Meta is seeking a Software Engineer to join their Network.AI Software team within the DC networking organization. This role focuses on developing and maintaining the NCCL (NVIDIA Collective Communications Library) software stack, which is crucial for multi-GPU and multi-node data communication in distributed ML training. The position is particularly centered around improving the reliability and performance of large-scale GenAI/LLM training systems.
The role involves working with PyTorch integration and is directly involved with Meta's GPU-based ML workloads. The team's mission is to enable Meta-wide ML products and innovations by providing an observable, reliable, and high-performance distributed AI/GPU communication stack. Current focus areas include building customized features, software benchmarks, and performance tuners to enhance distributed ML reliability and performance.
This is an excellent opportunity for someone with strong technical expertise in distributed systems, machine learning infrastructure, and high-performance computing. The ideal candidate should have experience with GPU architectures, CUDA programming, and deep learning frameworks. The position offers competitive compensation including base salary, bonus, equity, and comprehensive benefits.
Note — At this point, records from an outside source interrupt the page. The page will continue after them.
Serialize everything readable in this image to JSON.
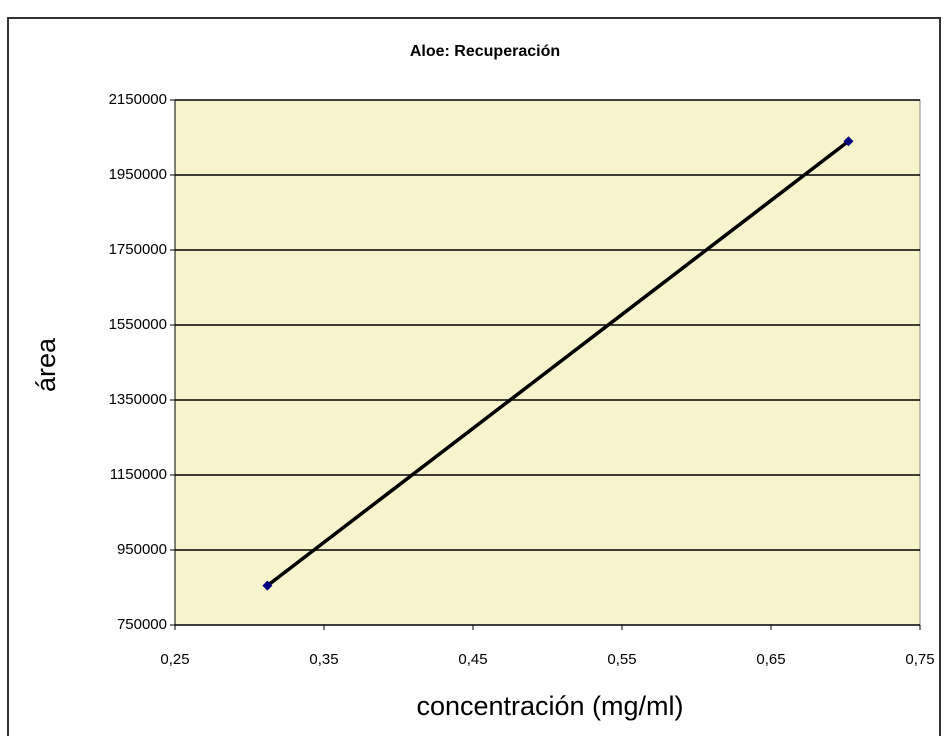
{
  "chart_data": {
    "type": "scatter",
    "title": "Aloe: Recuperación",
    "x_label": "concentración (mg/ml)",
    "y_label": "área",
    "x": [
      0.312,
      0.702
    ],
    "values": [
      855000,
      2040000
    ],
    "color": "#000080",
    "line_color": "#000000",
    "plot_background": "#f7f3cc",
    "grid": true,
    "xlim": [
      0.25,
      0.75
    ],
    "xticks": [
      {
        "value": 0.25,
        "label": "0,25"
      },
      {
        "value": 0.35,
        "label": "0,35"
      },
      {
        "value": 0.45,
        "label": "0,45"
      },
      {
        "value": 0.55,
        "label": "0,55"
      },
      {
        "value": 0.65,
        "label": "0,65"
      },
      {
        "value": 0.75,
        "label": "0,75"
      }
    ],
    "ylim": [
      750000,
      2150000
    ],
    "yticks": [
      750000,
      950000,
      1150000,
      1350000,
      1550000,
      1750000,
      1950000,
      2150000
    ]
  }
}
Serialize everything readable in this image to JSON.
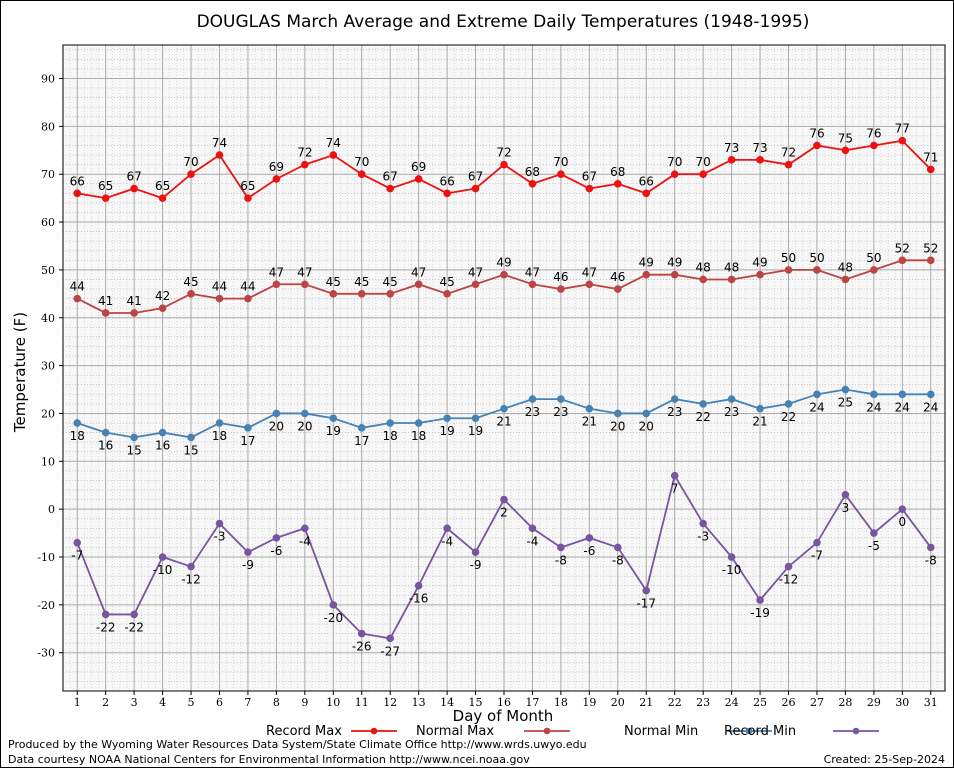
{
  "chart_data": {
    "type": "line",
    "title": "DOUGLAS March Average and Extreme Daily Temperatures (1948-1995)",
    "xlabel": "Day of Month",
    "ylabel": "Temperature (F)",
    "x": [
      1,
      2,
      3,
      4,
      5,
      6,
      7,
      8,
      9,
      10,
      11,
      12,
      13,
      14,
      15,
      16,
      17,
      18,
      19,
      20,
      21,
      22,
      23,
      24,
      25,
      26,
      27,
      28,
      29,
      30,
      31
    ],
    "xlim": [
      0.5,
      31.5
    ],
    "ylim": [
      -38,
      97
    ],
    "yticks": [
      -30,
      -20,
      -10,
      0,
      10,
      20,
      30,
      40,
      50,
      60,
      70,
      80,
      90
    ],
    "grid": true,
    "legend_position": "bottom",
    "series": [
      {
        "name": "Record Max",
        "color": "#ee1111",
        "label_position": "above",
        "values": [
          66,
          65,
          67,
          65,
          70,
          74,
          65,
          69,
          72,
          74,
          70,
          67,
          69,
          66,
          67,
          72,
          68,
          70,
          67,
          68,
          66,
          70,
          70,
          73,
          73,
          72,
          76,
          75,
          76,
          77,
          71
        ]
      },
      {
        "name": "Normal Max",
        "color": "#bb4444",
        "label_position": "above",
        "values": [
          44,
          41,
          41,
          42,
          45,
          44,
          44,
          47,
          47,
          45,
          45,
          45,
          47,
          45,
          47,
          49,
          47,
          46,
          47,
          46,
          49,
          49,
          48,
          48,
          49,
          50,
          50,
          48,
          50,
          52,
          52
        ]
      },
      {
        "name": "Normal Min",
        "color": "#4682b4",
        "label_position": "below",
        "values": [
          18,
          16,
          15,
          16,
          15,
          18,
          17,
          20,
          20,
          19,
          17,
          18,
          18,
          19,
          19,
          21,
          23,
          23,
          21,
          20,
          20,
          23,
          22,
          23,
          21,
          22,
          24,
          25,
          24,
          24,
          24
        ]
      },
      {
        "name": "Record Min",
        "color": "#7755a0",
        "label_position": "below",
        "values": [
          -7,
          -22,
          -22,
          -10,
          -12,
          -3,
          -9,
          -6,
          -4,
          -20,
          -26,
          -27,
          -16,
          -4,
          -9,
          2,
          -4,
          -8,
          -6,
          -8,
          -17,
          7,
          -3,
          -10,
          -19,
          -12,
          -7,
          3,
          -5,
          0,
          -8
        ]
      }
    ]
  },
  "footer": {
    "produced_by": "Produced by the Wyoming Water Resources Data System/State Climate Office http://www.wrds.uwyo.edu",
    "courtesy": "Data courtesy NOAA National Centers for Environmental Information http://www.ncei.noaa.gov",
    "created": "Created:  25-Sep-2024"
  }
}
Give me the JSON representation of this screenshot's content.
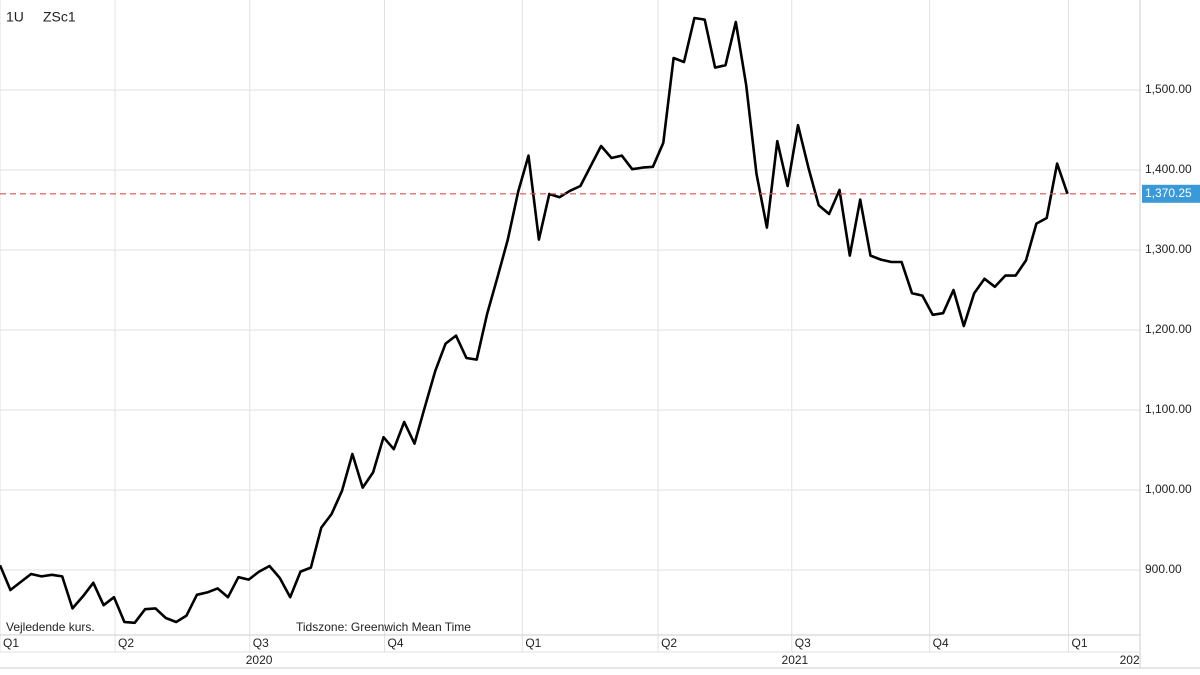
{
  "chart_data": {
    "type": "line",
    "symbol_labels": [
      "1U",
      "ZSc1"
    ],
    "footnote": "Vejledende kurs.",
    "timezone_note": "Tidszone: Greenwich Mean Time",
    "series": [
      {
        "name": "ZSc1",
        "color": "#000000",
        "values": [
          906,
          875,
          885,
          895,
          892,
          894,
          892,
          852,
          867,
          884,
          856,
          866,
          835,
          834,
          851,
          852,
          840,
          835,
          843,
          869,
          872,
          877,
          866,
          891,
          888,
          898,
          905,
          890,
          866,
          898,
          903,
          953,
          970,
          999,
          1045,
          1003,
          1022,
          1066,
          1051,
          1085,
          1058,
          1104,
          1149,
          1183,
          1193,
          1165,
          1163,
          1220,
          1266,
          1313,
          1373,
          1418,
          1313,
          1370,
          1366,
          1374,
          1380,
          1405,
          1430,
          1415,
          1418,
          1401,
          1403,
          1404,
          1434,
          1540,
          1535,
          1590,
          1588,
          1528,
          1531,
          1585,
          1506,
          1395,
          1328,
          1436,
          1380,
          1456,
          1403,
          1356,
          1345,
          1375,
          1293,
          1363,
          1293,
          1288,
          1285,
          1285,
          1246,
          1243,
          1219,
          1221,
          1250,
          1205,
          1246,
          1264,
          1254,
          1268,
          1268,
          1287,
          1333,
          1340,
          1408,
          1370.25
        ]
      }
    ],
    "last_price": {
      "value": 1370.25,
      "label": "1,370.25",
      "line_color": "#d9534f",
      "box_color": "#3a9ad9"
    },
    "xlim": [
      0,
      110
    ],
    "xticks": [
      {
        "value": 0,
        "label": "Q1"
      },
      {
        "value": 11.1,
        "label": "Q2"
      },
      {
        "value": 24.1,
        "label": "Q3"
      },
      {
        "value": 37.1,
        "label": "Q4"
      },
      {
        "value": 50.4,
        "label": "Q1"
      },
      {
        "value": 63.5,
        "label": "Q2"
      },
      {
        "value": 76.4,
        "label": "Q3"
      },
      {
        "value": 89.7,
        "label": "Q4"
      },
      {
        "value": 103.1,
        "label": "Q1"
      }
    ],
    "year_ticks": [
      {
        "value": 25,
        "label": "2020"
      },
      {
        "value": 76.7,
        "label": "2021"
      },
      {
        "value": 109,
        "label": "202"
      }
    ],
    "ylim": [
      818.75,
      1612.5
    ],
    "yticks": [
      {
        "value": 900,
        "label": "900.00"
      },
      {
        "value": 1000,
        "label": "1,000.00"
      },
      {
        "value": 1100,
        "label": "1,100.00"
      },
      {
        "value": 1200,
        "label": "1,200.00"
      },
      {
        "value": 1300,
        "label": "1,300.00"
      },
      {
        "value": 1400,
        "label": "1,400.00"
      },
      {
        "value": 1500,
        "label": "1,500.00"
      }
    ],
    "grid": true
  }
}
Working at Meta means being at the forefront of AI infrastructure development, with the opportunity to impact billions of users through Meta's various products and platforms. The role combines deep technical challenges in distributed systems with cutting-edge machine learning applications, particularly in the rapidly evolving field of large language models and generative AI.
The position requires collaboration with various teams across Meta's infrastructure organization, working on solutions that scale across Meta's large GPU fleet. This is a chance to work on some of the most challenging problems in distributed ML training while contributing to the development of next-generation AI systems.